We tend to call “a friend”, someone we’ve known for a month, ignoring his/her general flaws and virtues. However, since everything has a beginning, we like to say we’re making friends with someone we just met. Acquaintance sounds Swiss.
Some days ago I went to Gambrinus – an historic restaurant in Lisboa downtown – to drink some beers with two friends. One of them escaped early and I stayed chatting with my other friend, along with some beers and croquettes… Not fat whatsoever: a croquette has practically the necessary daily calories for an adult man.

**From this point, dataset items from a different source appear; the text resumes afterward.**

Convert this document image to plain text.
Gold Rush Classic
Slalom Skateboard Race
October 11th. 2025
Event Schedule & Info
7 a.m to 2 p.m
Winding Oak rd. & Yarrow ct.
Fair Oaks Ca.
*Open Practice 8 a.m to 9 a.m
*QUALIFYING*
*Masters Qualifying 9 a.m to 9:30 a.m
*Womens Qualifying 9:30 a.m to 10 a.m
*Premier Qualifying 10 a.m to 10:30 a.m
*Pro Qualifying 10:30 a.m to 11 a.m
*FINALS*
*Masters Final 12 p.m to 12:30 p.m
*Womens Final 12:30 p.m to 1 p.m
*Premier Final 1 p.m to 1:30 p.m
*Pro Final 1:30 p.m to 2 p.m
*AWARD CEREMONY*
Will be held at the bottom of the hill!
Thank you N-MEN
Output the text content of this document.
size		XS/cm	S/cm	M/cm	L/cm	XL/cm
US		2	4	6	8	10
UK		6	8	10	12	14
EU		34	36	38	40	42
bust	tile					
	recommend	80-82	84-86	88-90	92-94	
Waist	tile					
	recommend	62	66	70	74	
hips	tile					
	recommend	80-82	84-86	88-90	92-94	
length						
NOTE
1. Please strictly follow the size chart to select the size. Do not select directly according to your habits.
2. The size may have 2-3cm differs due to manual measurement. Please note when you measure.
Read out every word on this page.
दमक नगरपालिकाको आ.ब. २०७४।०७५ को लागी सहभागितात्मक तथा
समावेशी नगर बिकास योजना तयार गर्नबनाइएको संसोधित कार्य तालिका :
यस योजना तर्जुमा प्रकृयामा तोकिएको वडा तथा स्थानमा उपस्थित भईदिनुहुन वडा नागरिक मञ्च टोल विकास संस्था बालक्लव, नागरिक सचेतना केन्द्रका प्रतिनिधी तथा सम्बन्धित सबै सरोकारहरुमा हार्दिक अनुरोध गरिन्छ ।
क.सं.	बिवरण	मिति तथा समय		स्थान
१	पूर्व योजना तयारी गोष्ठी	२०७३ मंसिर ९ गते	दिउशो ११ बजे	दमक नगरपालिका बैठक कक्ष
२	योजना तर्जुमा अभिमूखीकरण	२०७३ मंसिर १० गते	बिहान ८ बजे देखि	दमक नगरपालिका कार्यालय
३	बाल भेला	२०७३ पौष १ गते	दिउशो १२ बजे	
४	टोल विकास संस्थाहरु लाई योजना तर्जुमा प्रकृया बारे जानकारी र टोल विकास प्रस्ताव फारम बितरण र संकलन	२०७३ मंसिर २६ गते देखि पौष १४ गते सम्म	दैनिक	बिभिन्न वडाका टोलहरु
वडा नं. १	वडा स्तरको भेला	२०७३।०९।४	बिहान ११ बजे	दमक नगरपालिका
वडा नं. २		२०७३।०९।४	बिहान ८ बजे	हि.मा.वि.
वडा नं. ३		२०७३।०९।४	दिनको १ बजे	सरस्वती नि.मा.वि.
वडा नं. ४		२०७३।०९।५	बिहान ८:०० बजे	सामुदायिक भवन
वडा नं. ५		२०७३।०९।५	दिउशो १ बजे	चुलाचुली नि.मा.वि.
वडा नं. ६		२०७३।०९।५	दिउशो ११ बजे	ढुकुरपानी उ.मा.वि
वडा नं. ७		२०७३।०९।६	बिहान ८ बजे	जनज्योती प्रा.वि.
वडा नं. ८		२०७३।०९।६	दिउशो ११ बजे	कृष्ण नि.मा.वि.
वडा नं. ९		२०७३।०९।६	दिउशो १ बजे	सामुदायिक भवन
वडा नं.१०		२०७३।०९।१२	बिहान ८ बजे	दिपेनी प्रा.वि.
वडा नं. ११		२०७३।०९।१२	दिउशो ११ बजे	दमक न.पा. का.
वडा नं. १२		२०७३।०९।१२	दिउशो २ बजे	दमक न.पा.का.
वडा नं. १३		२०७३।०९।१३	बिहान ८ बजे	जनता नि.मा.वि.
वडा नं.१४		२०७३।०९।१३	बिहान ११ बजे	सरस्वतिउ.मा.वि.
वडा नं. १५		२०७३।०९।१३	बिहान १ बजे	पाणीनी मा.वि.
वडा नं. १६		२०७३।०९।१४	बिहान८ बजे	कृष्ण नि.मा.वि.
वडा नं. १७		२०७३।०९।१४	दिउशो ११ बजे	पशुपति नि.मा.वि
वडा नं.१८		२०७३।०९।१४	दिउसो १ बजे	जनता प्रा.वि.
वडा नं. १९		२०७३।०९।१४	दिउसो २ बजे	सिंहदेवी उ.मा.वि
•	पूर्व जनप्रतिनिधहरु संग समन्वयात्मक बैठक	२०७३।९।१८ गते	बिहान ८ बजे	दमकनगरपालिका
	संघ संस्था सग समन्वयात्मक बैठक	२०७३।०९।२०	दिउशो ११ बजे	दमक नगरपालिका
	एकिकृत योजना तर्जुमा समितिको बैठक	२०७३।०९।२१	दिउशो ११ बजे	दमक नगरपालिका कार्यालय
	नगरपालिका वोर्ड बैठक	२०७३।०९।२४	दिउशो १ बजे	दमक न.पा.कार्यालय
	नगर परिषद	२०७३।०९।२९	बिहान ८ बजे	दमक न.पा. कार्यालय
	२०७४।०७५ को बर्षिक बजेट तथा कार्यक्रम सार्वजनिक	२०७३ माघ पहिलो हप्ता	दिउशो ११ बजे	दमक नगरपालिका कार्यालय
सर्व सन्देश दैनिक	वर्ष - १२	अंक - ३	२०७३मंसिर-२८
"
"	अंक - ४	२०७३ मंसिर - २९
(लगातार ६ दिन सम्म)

At some point we looked to our side and we saw a gentleman with an oysters plate. He asked for a bottle Moët & Chandon, which gave us the opportunity to start talking. My friend, even more sociable than me, asked him as to why did he pick that wine.
Because he liked it, what else?! Oh, you know… we have amazing sparkling wines… and whatnot… how’s the wine? Words turn into conversation and there we were, long after the scheduled time, talking to the gentleman.
A nice man, easy talking, polite… have I mentioned gentleman?… Well, our interlocutor produces wine in the very warm region of Granja-Amareleja. Climatology was brought up, as well as the tilling, history and cuisine of that region.
Honestly, I can’t precise how many quarters of an hour did the conversation last. Several at the very least, and so pleasant they were not enough, latched by family commitments. Portuguese’s ability to make friends, and honesty the wine deserves, provided us a fine moment.
On the way out, our good conversationalist offered us a bottle of his wine. I didn’t know it. Guadelim Reserva 2009, designation of origin Granja-Amarela. Powerful and involving, with the heat from those whereabouts and far from being a soup or jelly. Shows holm-oak wood – obviously inexistent – translating a good integration and identification.
What’s left of that conversation? A desire to know the vineyards’ territory from where the grapes that made Guadelim came and… a warm night in this cold winter, dining with friends.
By the way, Guadelim is the name of a river. It might be Godelim, from the Arabic, it means “fountain river”, and mixes with Germanic. Yes, even with dictionaries… water is made.